We're too concerned with edge cases to justify the absolute nightmare we are in with regards to information. For every "true" conspiracy theory there are millions of junk ones - of course some will be partially correct.
We are so afraid of losing "one correct idea" that we allow orders of magnitude more bad ones to flourish and drown out good ideas anyway.
Dealing with foreign powers abusing the system would be easy if the current administration didn't benefit from it.
The large amounts of misinformation also threatens debate, does it not? Most misinformation and conspiracy theories are not looking for proper debate and often times result to logical fallacies and falsehoods to prove their point. Thus, proper debate is drowned out.
By and large I don't think debate is threatened. We have to draw a pragmatic line somewhere, otherwise we will waste time debating if the earth is flat and the endless amount of absurd ideas. Ultimately, we've already debated many of these ideals, if not explicitly.
I don't know if conspiracies do that much harm to debate. They're quite the fringe topic.

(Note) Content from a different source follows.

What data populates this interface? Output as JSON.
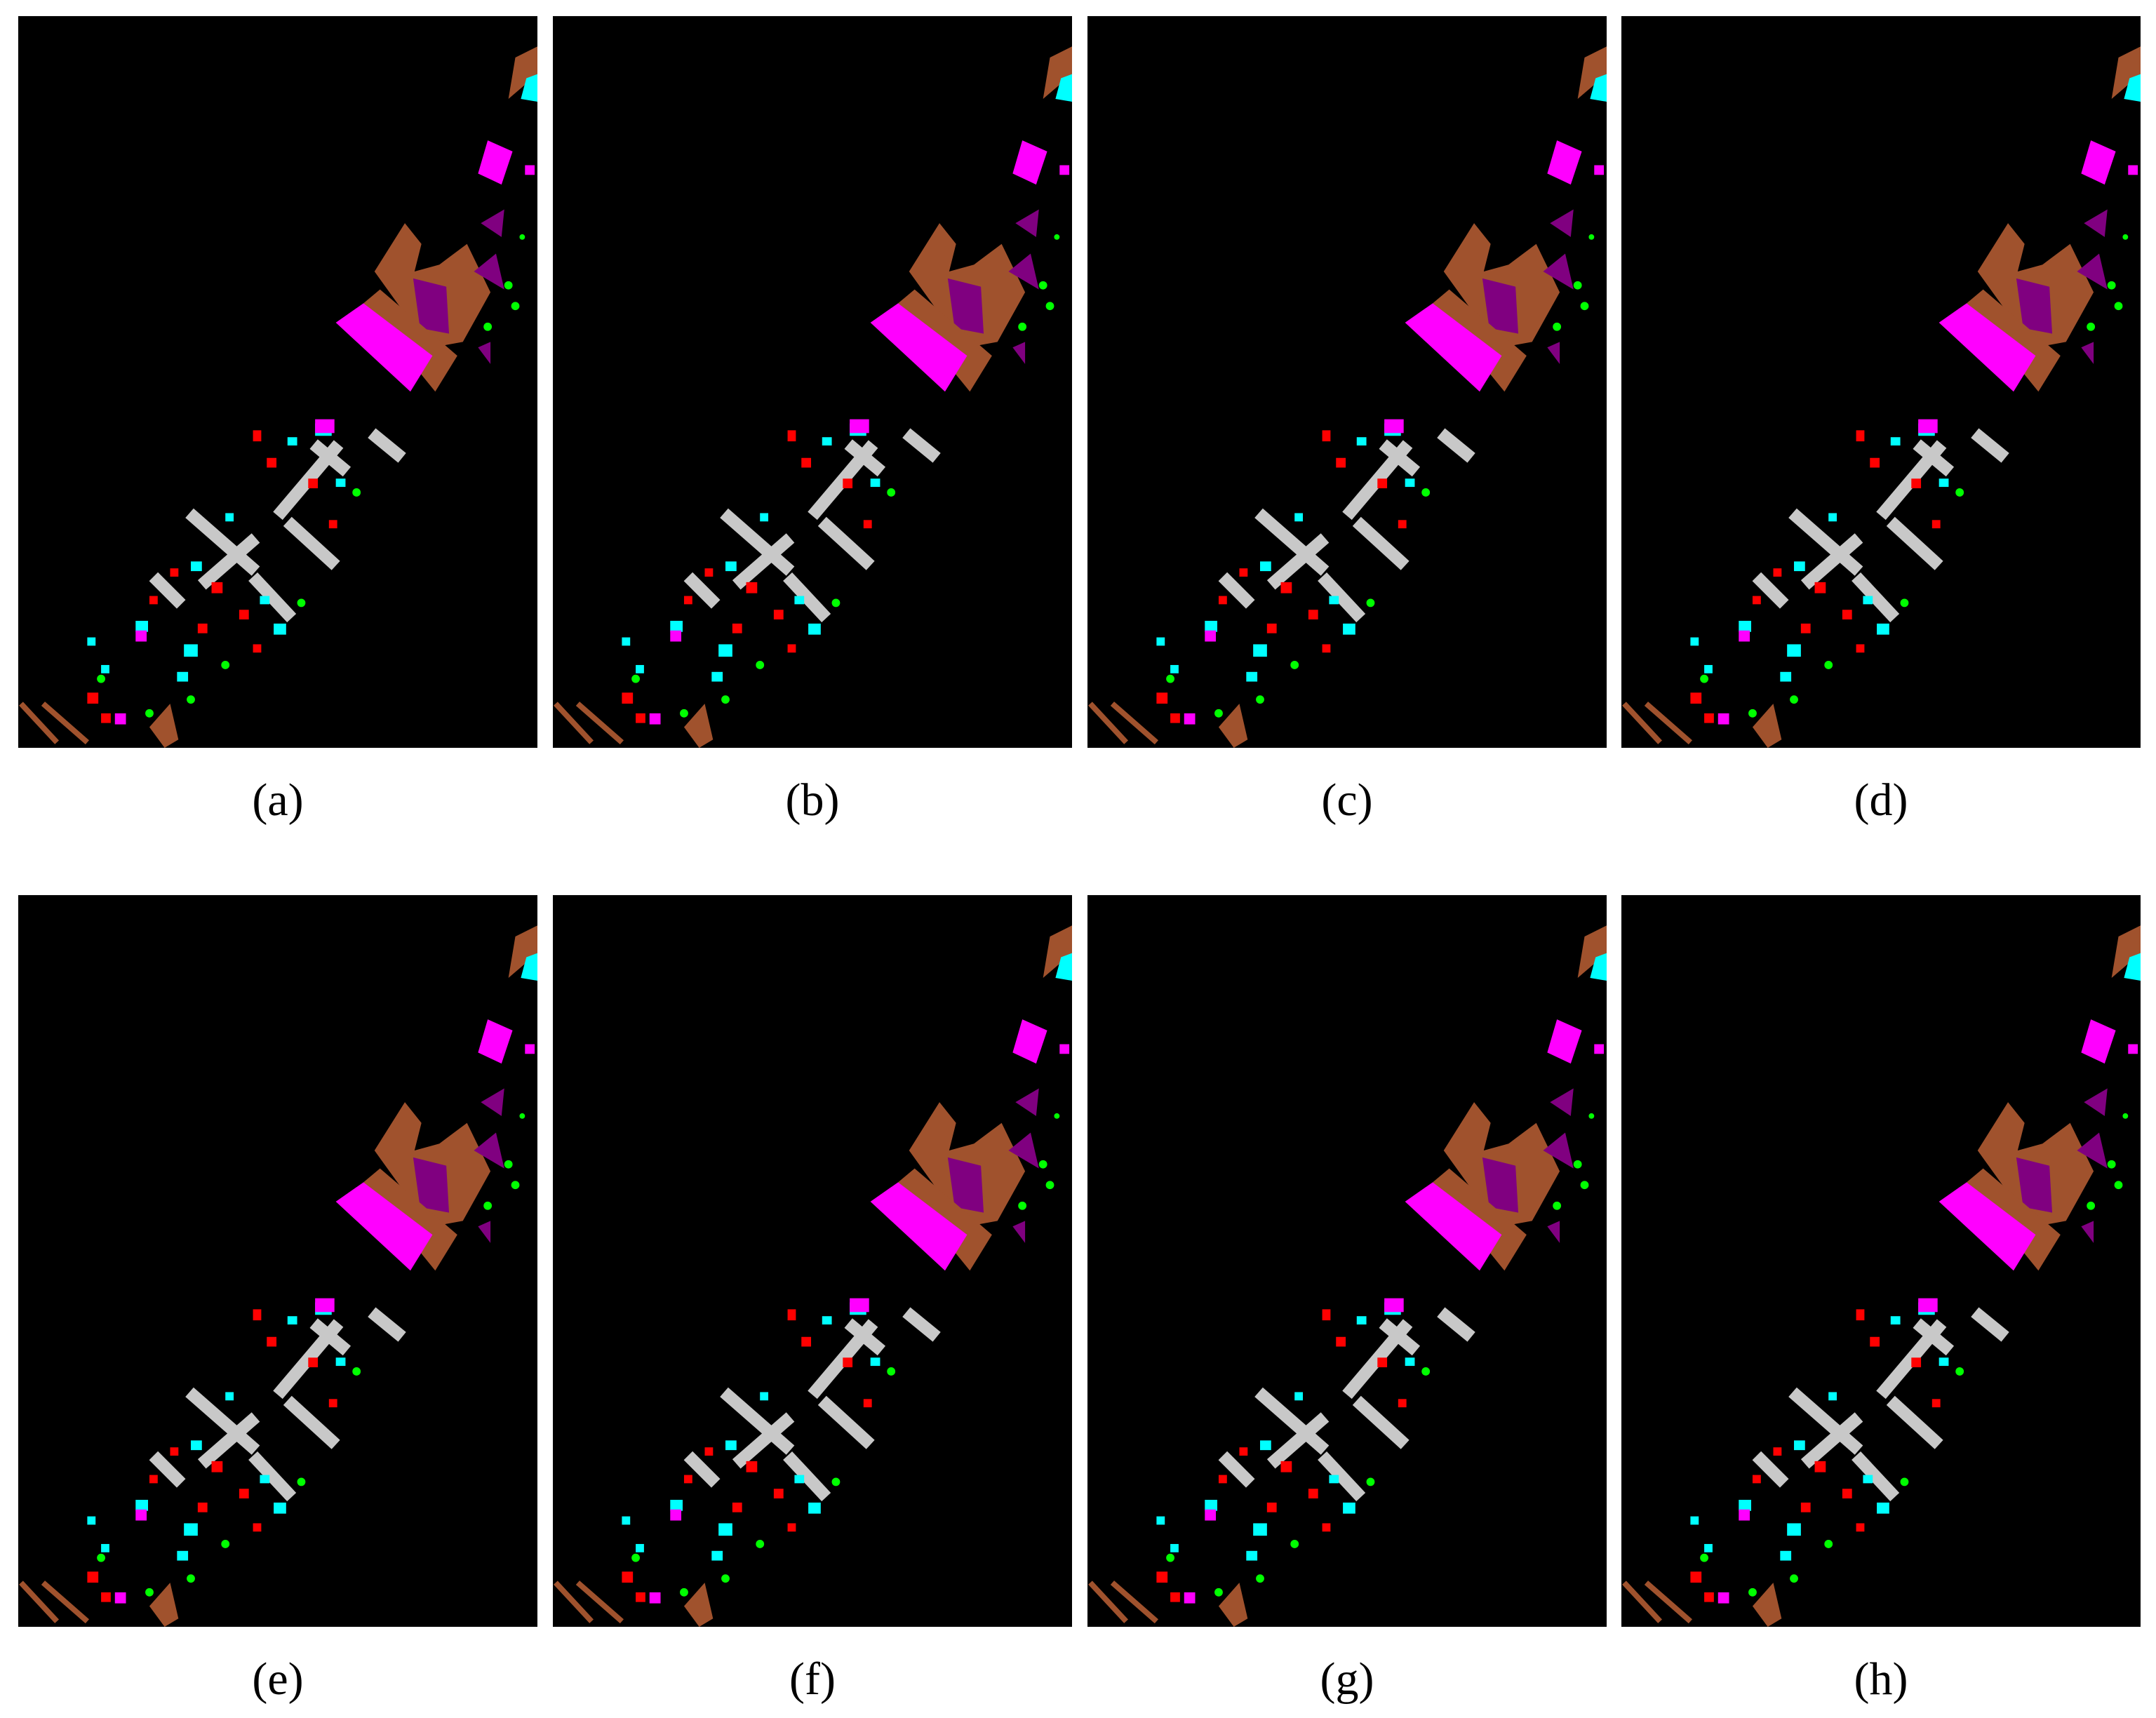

Misinformation, yes, but classifying misinformation (in its not-so-obvious forms) is a hard problem. So while I agree there needs to be a line, I also think that in enforcing a ban on misinformation we will necessarily end up limiting debate. The line should stay at something like inciting violence.
How much time do you have? There are endless amounts conspiracy theories, often times discussed by people who don't have any clue. Society NEEDS a way to cut through the chaff and noise, or eventually it'll collapse in on itself, and someone wins (typically the one with better information.)
> The line should stay at something like inciting violence.
The government line should definitely stay there. But private corporations should be free to push any agenda that they like.
You forget that not all conspiracy theories are equal. A democracy could survive hundreds of bullshit conspiracy theories for decades, but suppress the next COINTELPRO and your democracy may be dead in five years.
We are so afraid of losing "one correct idea" that we allow orders of magnitude more bad ones to flourish and drown out good ideas anyway.
Dealing with foreign powers abusing the system would be easy if the current administration didn't benefit from it.